The verb disappear is normally what we call 'intransitive', which means that it has one participant: the person who disappears. Like this:
The leftovers disappeared.
If anything follows the word disappear, it's either some extra optional information, or it's a continuation of the discourse and the 'disappear' phrase is done:
The leftovers disappeared overnight.
The leftovers disappeared, which I'm very annoyed about because I was going to have them for lunch today.
If we want to talk about more than one participant, like if we have both the thing that disappears and also someone who causes the disappearing to happen, we have to add in another word, make:
The kitchen staff made the leftovers disappear.
English being the flexible language that it is, you can find examples of 'transitive' disappear, which is when we just put the two participants of the action right there with the verb:
VICE has disappeared the post from its website (from M-W)
But English also being the kind of language that doesn't like redundancy (this is all languages tbh), because we already have a way of doing this with make, the 'cause to disappear' meaning takes on a more specialist meaning than the other one, so that they are distinct in their function as well as their form. Content warning now for examples relating to war and dictatorships. Here's some more examples from Merriam-Webster:
Her son was disappeared during Argentina's so-called Dirty War.
Under his repressive regime, tens of thousands of Chileans were 'disappeared', tortured and killed.
It [Nineteen Eighty-Four] imagines a secretive regime that surveils its people and polices even their thoughts, disappearing anyone who rebels against the order.

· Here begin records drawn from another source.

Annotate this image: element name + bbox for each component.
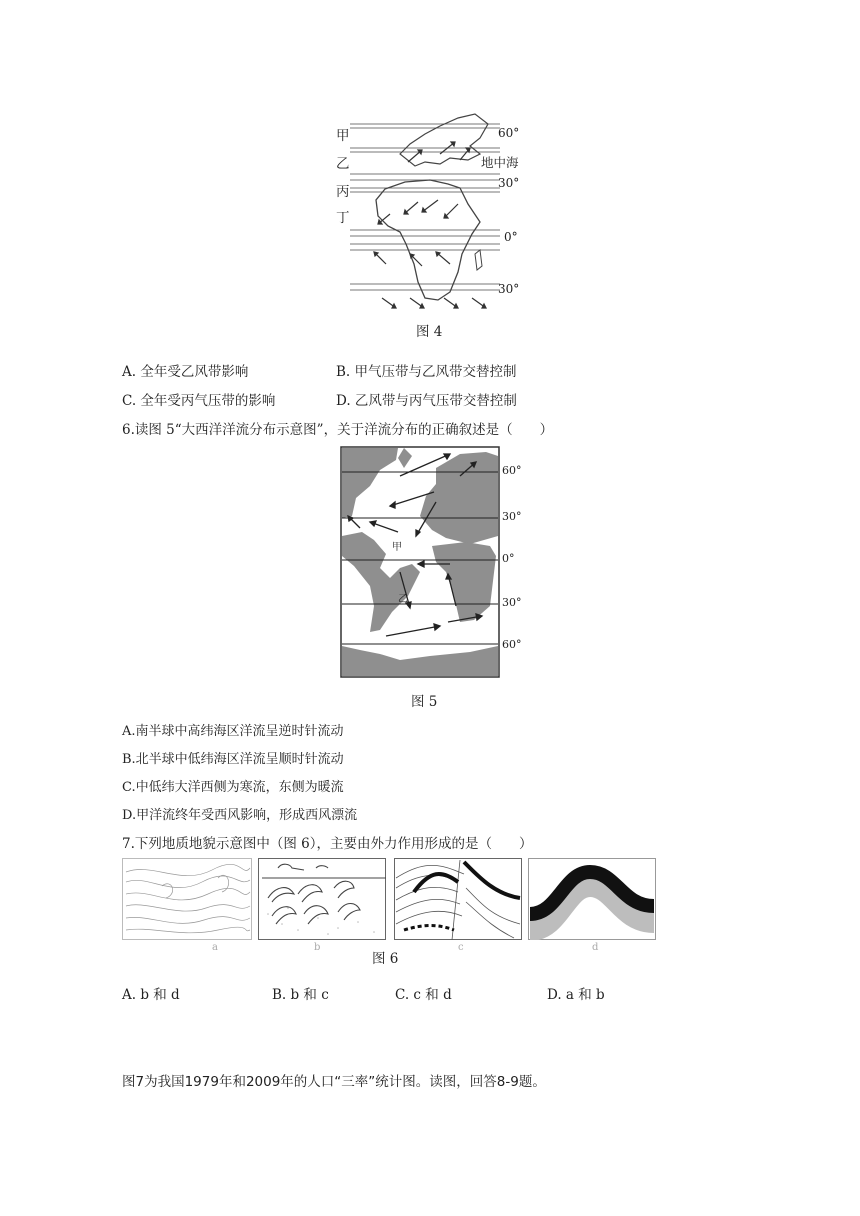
fig4-lat-30s: 30° — [498, 282, 520, 296]
fig5-lat-0: 0° — [502, 552, 515, 565]
q6-option-c: C.中低纬大洋西侧为寒流，东侧为暖流 — [122, 780, 344, 795]
fig4-label-jia: 甲 — [336, 128, 350, 144]
fig6-panel-d — [528, 858, 656, 940]
q7-option-d: D. a 和 b — [547, 987, 605, 1003]
q5-option-a: A. 全年受乙风带影响 — [122, 364, 249, 380]
q7-option-b: B. b 和 c — [272, 987, 329, 1003]
figure-6 — [122, 858, 656, 958]
fig6-label-a: a — [212, 942, 218, 953]
q5-option-c: C. 全年受丙气压带的影响 — [122, 393, 276, 409]
q6-option-a: A.南半球中高纬海区洋流呈逆时针流动 — [122, 724, 344, 739]
q5-option-b: B. 甲气压带与乙风带交替控制 — [336, 364, 517, 380]
fig5-caption: 图 5 — [411, 694, 438, 710]
figure-5 — [340, 446, 522, 678]
fig6-label-b: b — [314, 942, 321, 953]
fig5-lat-30n: 30° — [502, 510, 522, 523]
q5-option-d: D. 乙风带与丙气压带交替控制 — [336, 393, 517, 409]
fig4-label-yi: 乙 — [336, 156, 350, 172]
fig6-panel-a — [122, 858, 252, 940]
q6-option-b: B.北半球中低纬海区洋流呈顺时针流动 — [122, 752, 344, 767]
q7-stem: 7.下列地质地貌示意图中（图 6），主要由外力作用形成的是（ ） — [122, 836, 533, 852]
fig4-sea-label: 地中海 — [481, 155, 519, 170]
fig4-lat-60: 60° — [498, 126, 520, 140]
fig5-label-jia: 甲 — [392, 542, 402, 553]
q7-option-c: C. c 和 d — [395, 987, 452, 1003]
fig5-lat-60n: 60° — [502, 464, 522, 477]
fig6-panel-c — [394, 858, 522, 940]
fig6-panel-b — [258, 858, 386, 940]
fig5-lat-60s: 60° — [502, 638, 522, 651]
q6-stem: 6.读图 5“大西洋洋流分布示意图”，关于洋流分布的正确叙述是（ ） — [122, 422, 554, 438]
fig4-label-bing: 丙 — [336, 184, 350, 200]
fig6-label-c: c — [458, 942, 464, 953]
q7-option-a: A. b 和 d — [122, 987, 180, 1003]
figure-4 — [330, 104, 530, 318]
q8-9-intro: 图7为我国1979年和2009年的人口“三率”统计图。读图，回答8-9题。 — [122, 1074, 546, 1090]
fig4-lat-0: 0° — [504, 230, 518, 244]
fig5-label-yi: 乙 — [398, 594, 408, 605]
fig4-lat-30n: 30° — [498, 176, 520, 190]
figure-5-map — [340, 446, 500, 678]
q6-option-d: D.甲洋流终年受西风影响，形成西风漂流 — [122, 808, 358, 823]
fig6-caption: 图 6 — [372, 951, 399, 967]
fig4-label-ding: 丁 — [336, 210, 350, 226]
fig5-lat-30s: 30° — [502, 596, 522, 609]
fig6-label-d: d — [592, 942, 599, 953]
fig4-caption: 图 4 — [416, 324, 443, 340]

It has taken on this specialised meaning of the imprisonment or killing of political dissidents.
Perhaps, if you're paying close attention, you might notice that only the last one actually has two participants mentioned: the 'secretive regime' and 'anyone who rebels'. The others only mention the person who disappeared. But here we have an exception that proves the rule, because these are passive sentences (He was disappeared vs The government disappeared him). You can only make a passive sentence with a transitive verb, because to do so you need to promote the object (the thing the verb happens to) to be the subject of the sentence:
I (subject) ate the leftovers (object).
The leftovers were eaten.
You can't do it with a sentence with only one participant to begin with, because then there's no object to promote. Or, if you prefer, you can, but by doing so you're adding in another understood participant:
Not passive, one participant: The boat sank (perhaps with no particular cause).
Passive: The boat was sunk (by someone in particular, though we aren't told who).
While it is true to say that the political dissidents disappeared, it is more informative to say that they were disappeared, because it informs us of the involvement of a third party who deliberately caused this 'disappearance'.